In an attempt to clear things up, but at the risk of confusing matters further, Autodesk’s naming history goes something like this. The years shown below are approximate and some of them varied for different products and markets.

Year
Name for perpetual license + pre-paid upgrades Name for rental
1997-2001 VIP Subscription Program
2001-2003 VIP Subscription Program Rental
2004-2012 Subscription
2013 Subscription Rental
2014-2015 Subscription
2016 (briefly) maintenance subscription desktop subscription
2016- maintenance subscription

The current rental regime, which has run under two names to date but is currently called ‘subscription’, is the third attempt Autodesk has had at rental. The first two attempts failed in the marketplace because the vast majority of customers prefer perpetual licenses.
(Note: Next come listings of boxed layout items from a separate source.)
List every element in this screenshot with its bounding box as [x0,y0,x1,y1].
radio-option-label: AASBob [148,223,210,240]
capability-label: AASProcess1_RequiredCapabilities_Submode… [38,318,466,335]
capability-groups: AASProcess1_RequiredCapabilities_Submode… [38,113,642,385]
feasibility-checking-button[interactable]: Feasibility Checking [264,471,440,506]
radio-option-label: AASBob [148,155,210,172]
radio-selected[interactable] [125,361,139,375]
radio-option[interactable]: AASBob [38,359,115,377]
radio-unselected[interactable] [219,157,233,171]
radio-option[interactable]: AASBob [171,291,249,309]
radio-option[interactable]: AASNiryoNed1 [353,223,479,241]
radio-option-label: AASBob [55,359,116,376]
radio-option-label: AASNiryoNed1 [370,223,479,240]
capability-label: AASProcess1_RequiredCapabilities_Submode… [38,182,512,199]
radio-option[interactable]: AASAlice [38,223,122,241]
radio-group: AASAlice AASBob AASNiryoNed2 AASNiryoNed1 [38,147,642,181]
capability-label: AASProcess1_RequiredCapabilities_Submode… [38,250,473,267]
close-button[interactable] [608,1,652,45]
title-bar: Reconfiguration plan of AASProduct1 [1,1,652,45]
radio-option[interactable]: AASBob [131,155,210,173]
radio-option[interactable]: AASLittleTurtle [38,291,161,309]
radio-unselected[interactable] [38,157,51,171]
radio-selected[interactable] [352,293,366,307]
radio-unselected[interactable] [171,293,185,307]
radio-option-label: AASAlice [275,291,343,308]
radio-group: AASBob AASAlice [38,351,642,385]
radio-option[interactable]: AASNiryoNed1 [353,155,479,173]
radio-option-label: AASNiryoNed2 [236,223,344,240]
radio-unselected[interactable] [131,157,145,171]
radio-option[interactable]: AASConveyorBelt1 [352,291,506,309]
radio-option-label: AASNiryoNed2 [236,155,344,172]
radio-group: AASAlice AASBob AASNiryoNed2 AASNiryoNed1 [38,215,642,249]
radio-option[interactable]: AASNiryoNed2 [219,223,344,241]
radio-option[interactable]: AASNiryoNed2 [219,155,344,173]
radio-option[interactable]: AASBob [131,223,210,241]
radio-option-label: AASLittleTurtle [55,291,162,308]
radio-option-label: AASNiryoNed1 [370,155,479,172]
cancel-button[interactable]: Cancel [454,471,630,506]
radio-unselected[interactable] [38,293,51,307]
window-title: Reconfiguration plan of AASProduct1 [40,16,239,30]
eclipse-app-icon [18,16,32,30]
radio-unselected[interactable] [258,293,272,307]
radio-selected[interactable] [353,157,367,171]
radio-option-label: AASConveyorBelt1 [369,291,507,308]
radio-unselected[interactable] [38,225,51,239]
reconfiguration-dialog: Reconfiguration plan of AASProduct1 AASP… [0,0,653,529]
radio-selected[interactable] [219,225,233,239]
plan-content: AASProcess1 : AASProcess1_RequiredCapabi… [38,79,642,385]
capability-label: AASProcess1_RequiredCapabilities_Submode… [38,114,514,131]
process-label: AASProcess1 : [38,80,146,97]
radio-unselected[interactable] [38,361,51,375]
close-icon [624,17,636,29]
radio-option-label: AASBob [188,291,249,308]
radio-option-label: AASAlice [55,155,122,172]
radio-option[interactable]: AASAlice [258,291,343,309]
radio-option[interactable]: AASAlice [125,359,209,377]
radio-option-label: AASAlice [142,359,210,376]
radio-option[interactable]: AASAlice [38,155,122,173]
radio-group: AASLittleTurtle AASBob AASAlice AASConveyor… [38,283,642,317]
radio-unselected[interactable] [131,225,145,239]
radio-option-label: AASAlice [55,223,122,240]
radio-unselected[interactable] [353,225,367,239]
3 thoughts on “Clearing up the Autodesk rental / subscription / maintenance naming confusion

  1. jmaeding

    You think that’s bad, Autodesk’s use of the term BIM is so sloppy they don’t even know what they are saying anymore. The funny thing is they named Civil3D too early, and too accurately. They would have far preferred a name like CivilBIM to try to make customers think that product is BIM, but they are kind of lucky they missed it as we would have had to point out even more to people that its not a BIM type environment where you model real items in a useful way for the industry involved. C3D shares data weirdly and badly, is fragile, did pipelines/utilities wrong, and runs slow the more you use its features. It needs like 2 more major iterations as the ideas are good but implementation bad. Autodesk still calls civil3d BIM though, as I predicted way back when the BIM term got popular with revit. Its so not BIM though.

    Reply
    1. Steve Johnson Post author

      I concur with your Civil 3D observations.

      Autodesk has a habit of calling things by names that imply they’re something they’re not. I guess that’s marketing for you.

      Reply
  2. R.K. McSwain

    I will using this as a reference a lot Steve. I talk to people all the time who are so confused as to the various terms and what they actually mean today. Thank you.